CORS with php (Wordpress)

Question

I have relaunched my website with Wordpress. Unfortunately, a couple of fonts are not being displayed neither in Chrome nor Firefox nor IE. I get the following error:

Access to Font at 'MY WORDPRESS FONTS URL' from origin 'http://w8qb4xj6s.homepage.t-online.de' has been blocked by CORS policy: No 'Access-Control-Allow-Origin' header is present on the requested resource. Origin 'http://www.obstgut-auf-der-heide.de' is therefore not allowed access.

This is probably because I've installed Wordpress in a subdirectory, but then "moved" it so the root by copying the index.php to the root (I want the new website to be displayed when requesting the home URL).
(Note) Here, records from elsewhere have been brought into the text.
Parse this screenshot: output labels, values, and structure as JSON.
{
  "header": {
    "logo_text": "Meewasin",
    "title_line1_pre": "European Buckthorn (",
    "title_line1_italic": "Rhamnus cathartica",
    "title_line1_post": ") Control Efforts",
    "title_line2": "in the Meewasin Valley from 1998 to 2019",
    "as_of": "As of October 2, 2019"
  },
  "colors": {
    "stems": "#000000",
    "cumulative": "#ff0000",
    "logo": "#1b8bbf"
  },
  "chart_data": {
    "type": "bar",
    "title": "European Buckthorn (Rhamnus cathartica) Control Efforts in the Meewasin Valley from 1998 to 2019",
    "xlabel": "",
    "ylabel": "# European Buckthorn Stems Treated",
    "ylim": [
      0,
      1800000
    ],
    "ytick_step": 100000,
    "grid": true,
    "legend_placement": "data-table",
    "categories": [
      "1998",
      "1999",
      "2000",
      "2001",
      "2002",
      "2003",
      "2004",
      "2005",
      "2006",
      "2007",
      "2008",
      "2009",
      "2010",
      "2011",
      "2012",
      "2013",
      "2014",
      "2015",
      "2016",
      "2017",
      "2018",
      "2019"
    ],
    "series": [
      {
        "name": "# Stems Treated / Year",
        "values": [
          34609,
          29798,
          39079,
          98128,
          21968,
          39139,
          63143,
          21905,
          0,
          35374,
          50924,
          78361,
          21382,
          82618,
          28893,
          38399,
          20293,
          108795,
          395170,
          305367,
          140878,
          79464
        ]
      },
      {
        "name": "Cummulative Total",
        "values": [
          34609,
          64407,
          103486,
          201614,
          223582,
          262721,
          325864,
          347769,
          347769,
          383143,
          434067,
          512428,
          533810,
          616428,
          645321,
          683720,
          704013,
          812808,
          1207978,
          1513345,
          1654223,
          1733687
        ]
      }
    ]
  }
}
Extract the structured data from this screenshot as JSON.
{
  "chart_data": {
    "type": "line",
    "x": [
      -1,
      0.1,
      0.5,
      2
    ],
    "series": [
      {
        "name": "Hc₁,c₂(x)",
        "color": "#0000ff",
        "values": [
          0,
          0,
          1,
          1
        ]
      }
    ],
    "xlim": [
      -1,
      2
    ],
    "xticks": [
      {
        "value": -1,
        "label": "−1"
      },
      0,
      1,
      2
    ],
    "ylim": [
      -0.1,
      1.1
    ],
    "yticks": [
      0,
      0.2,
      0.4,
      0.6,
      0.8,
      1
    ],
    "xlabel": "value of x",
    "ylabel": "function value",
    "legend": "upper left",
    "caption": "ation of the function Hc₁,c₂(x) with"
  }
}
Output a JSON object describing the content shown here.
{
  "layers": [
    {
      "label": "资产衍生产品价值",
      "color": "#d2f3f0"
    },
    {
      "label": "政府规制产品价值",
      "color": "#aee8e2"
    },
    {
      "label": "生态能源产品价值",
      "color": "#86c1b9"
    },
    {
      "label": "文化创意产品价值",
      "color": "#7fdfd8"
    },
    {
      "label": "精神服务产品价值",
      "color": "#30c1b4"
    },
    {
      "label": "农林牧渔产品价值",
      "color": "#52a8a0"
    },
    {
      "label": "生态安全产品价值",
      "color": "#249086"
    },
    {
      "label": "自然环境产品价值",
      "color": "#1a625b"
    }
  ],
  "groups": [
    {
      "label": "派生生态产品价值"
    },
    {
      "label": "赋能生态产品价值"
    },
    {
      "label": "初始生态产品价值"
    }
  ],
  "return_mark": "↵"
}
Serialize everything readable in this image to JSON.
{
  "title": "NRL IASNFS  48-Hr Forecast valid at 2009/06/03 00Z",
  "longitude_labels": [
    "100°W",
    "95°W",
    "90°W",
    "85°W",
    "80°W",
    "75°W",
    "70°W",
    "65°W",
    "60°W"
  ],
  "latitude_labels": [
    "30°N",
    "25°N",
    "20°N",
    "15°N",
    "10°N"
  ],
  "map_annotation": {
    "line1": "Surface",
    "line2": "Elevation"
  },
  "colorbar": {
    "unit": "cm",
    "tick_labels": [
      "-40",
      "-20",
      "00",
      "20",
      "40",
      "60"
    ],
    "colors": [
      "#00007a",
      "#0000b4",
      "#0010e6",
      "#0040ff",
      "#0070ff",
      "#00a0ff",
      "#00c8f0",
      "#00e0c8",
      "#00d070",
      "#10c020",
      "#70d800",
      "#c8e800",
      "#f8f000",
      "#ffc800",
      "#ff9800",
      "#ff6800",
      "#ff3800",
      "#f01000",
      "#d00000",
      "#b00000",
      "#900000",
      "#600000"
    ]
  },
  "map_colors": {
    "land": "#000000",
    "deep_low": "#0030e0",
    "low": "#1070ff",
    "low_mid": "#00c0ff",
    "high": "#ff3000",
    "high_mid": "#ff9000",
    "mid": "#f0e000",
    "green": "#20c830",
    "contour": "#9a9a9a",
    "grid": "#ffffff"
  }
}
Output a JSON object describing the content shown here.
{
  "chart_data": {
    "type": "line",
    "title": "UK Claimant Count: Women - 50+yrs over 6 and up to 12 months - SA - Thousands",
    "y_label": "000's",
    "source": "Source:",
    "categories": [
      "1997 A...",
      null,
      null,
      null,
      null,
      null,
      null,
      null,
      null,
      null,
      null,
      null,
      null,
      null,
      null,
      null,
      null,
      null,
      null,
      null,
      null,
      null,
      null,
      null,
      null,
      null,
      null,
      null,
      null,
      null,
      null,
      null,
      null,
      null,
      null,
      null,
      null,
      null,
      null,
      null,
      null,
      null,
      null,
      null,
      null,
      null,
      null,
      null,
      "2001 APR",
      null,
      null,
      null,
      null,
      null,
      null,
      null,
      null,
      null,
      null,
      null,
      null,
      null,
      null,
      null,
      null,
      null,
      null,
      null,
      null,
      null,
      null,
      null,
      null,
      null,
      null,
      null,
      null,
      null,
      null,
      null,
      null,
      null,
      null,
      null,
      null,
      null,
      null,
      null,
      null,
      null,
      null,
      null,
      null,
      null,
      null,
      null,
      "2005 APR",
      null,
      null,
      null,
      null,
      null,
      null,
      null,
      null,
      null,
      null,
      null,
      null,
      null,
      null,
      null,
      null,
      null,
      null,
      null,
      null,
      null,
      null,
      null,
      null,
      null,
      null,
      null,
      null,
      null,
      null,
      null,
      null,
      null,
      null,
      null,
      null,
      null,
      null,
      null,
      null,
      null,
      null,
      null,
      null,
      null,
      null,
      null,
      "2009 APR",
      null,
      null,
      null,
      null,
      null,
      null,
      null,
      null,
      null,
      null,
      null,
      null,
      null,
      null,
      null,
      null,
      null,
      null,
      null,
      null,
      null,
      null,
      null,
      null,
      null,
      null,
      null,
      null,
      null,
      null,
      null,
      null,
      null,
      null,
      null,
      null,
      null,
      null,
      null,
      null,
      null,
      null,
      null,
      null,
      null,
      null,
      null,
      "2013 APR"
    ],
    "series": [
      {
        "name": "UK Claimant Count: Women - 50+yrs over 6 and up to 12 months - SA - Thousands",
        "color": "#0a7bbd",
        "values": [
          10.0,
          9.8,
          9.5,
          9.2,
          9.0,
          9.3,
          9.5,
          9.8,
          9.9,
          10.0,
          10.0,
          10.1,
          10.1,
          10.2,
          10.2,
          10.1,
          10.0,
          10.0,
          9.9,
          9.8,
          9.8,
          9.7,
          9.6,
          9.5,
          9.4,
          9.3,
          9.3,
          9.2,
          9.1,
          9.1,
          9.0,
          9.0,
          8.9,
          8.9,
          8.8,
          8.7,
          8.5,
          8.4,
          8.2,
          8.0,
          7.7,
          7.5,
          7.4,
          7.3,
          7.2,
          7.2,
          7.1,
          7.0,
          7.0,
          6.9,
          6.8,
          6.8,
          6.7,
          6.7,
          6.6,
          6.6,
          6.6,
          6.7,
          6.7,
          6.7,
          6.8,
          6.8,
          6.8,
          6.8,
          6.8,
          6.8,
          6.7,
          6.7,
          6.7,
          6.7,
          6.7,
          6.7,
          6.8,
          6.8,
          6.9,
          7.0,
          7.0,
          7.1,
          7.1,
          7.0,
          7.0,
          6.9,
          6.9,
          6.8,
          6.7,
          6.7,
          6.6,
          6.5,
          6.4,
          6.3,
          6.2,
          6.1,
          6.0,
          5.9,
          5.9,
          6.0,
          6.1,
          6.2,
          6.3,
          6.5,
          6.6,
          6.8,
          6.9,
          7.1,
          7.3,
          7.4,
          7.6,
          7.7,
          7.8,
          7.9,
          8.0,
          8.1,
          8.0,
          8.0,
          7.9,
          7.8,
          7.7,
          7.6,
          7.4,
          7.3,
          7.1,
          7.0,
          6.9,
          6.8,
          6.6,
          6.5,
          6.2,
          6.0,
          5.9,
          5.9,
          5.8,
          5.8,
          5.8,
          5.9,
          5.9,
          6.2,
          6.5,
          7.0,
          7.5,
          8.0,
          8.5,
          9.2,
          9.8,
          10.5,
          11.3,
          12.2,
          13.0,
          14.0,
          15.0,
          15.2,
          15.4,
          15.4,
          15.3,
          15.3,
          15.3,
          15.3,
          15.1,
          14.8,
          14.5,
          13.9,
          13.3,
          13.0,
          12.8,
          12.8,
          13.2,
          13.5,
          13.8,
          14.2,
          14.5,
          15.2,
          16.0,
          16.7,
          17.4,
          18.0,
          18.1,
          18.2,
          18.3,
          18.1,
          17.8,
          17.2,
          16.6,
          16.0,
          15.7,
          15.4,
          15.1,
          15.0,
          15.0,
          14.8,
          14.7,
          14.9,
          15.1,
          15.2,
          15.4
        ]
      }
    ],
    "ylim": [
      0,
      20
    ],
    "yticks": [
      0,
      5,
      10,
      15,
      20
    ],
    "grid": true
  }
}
In order to fix the missing fonts, I've tried adding either of the following code to header.php and wp-blog-header.php:

header("Access-Control-Allow-Origin: *");

---

or

Header set Access-Control-Allow-Origin: *
Header set Access-Control-Allow-Headers: Content-Type, Depth, 
    User-Agent, X-File-Size, X-Requested-With, If-Modified-Since, X-File-   
Name, Cache-Control
Header set Access-Control-Allow-Credentials: true
Header set Access-Control-Allow-Methods: OPTIONS, GET, POST

---

or

var invocation = new XMLHttpRequest();
var url = 'http://www.obstgut-auf-der-heide.de/';

function callOtherDomain(){
  if(invocation) {
    invocation.open('GET', url, true);
    invocation.withCredentials = true;
    invocation.onreadystatechange = handler;
    invocation.send(); 
  }
}

---

I've also replaced the "*" by the home-URL. Nothing worked. I'm very new to this whole matter and don't know much about php and stuff. But maybe one of you have any idea what else I could try to fix this?? I'd be super grateful!!!!

Thanks, Elena

Answer 1

The problem here seems to be that you previously had the fonts on the same domain as the WordPress installation. Now that fonts live on a different domain (and possibly different server), you need to set the Access-Control-Allow-Origin header on the server that is handling the fonts, not the one serving WordPress.

On Nginx it would be something like:

location ~ \.(eot|ttf|otf|woff)$ {
  add_header Access-Control-Allow-Origin *;
}

On Apache's .htaccess it will be exactly as you did above, but you should restrict this header to font files:

AddType application/vnd.ms-fontobject .eot
AddType application/x-font-ttf        .ttf
AddType application/x-font-opentype   .otf
AddType application/font-woff         .woff

<FilesMatch ".(eot|ttf|otf|woff)">
  Header set Access-Control-Allow-Origin "*"
</FilesMatch>

Answer 2

I faced same issue Today and I am able to solve following link https://thoughtsandstuff.com/wordpress-rest-api-cors-issues/

Add this to your WordPress function.php file and you should be set!

add_action('init', 'handle_preflight');
function handle_preflight() {
    $origin = get_http_origin();
    if ($origin === 'https://yourfrontenddomain') {
        header("Access-Control-Allow-Origin: yourfrontenddomain");
        header("Access-Control-Allow-Methods: POST, GET, OPTIONS, PUT, DELETE");
        header("Access-Control-Allow-Credentials: true");
        header('Access-Control-Allow-Headers: Origin, X-Requested-With, X-WP-Nonce, Content-Type, Accept, Authorization');
        if ('OPTIONS' == $_SERVER['REQUEST_METHOD']) {
            status_header(200);
            exit();
        }
    }
}
add_filter('rest_authentication_errors', 'rest_filter_incoming_connections');
function rest_filter_incoming_connections($errors) {
    $request_server = $_SERVER['REMOTE_ADDR'];
    $origin = get_http_origin();
    if ($origin !== 'https://yourfrontenddomain') return new WP_Error('forbidden_access', $origin, array(
         'status' => 403
    ));
    return $errors;
}

Answer 3

I had the same problem but with icons may solution at the moment is like that:

Depending on your host service you should have a .htaccess file (if it's an Apache server) in your root directory. With a Wordpress installation it's content is like that:

# BEGIN WordPress
<IfModule mod_rewrite.c>
Header set Access-Control-Allow-Origin "*"
RewriteEngine On
RewriteBase /
RewriteRule ^index\.php$ - [L]
RewriteCond %{REQUEST_FILENAME} !-f
RewriteCond %{REQUEST_FILENAME} !-d
RewriteRule . /index.php [L]
</IfModule>

# END WordPress

I added the line Header set Access-Control-Allow-Origin "*" and the CORS error was gone.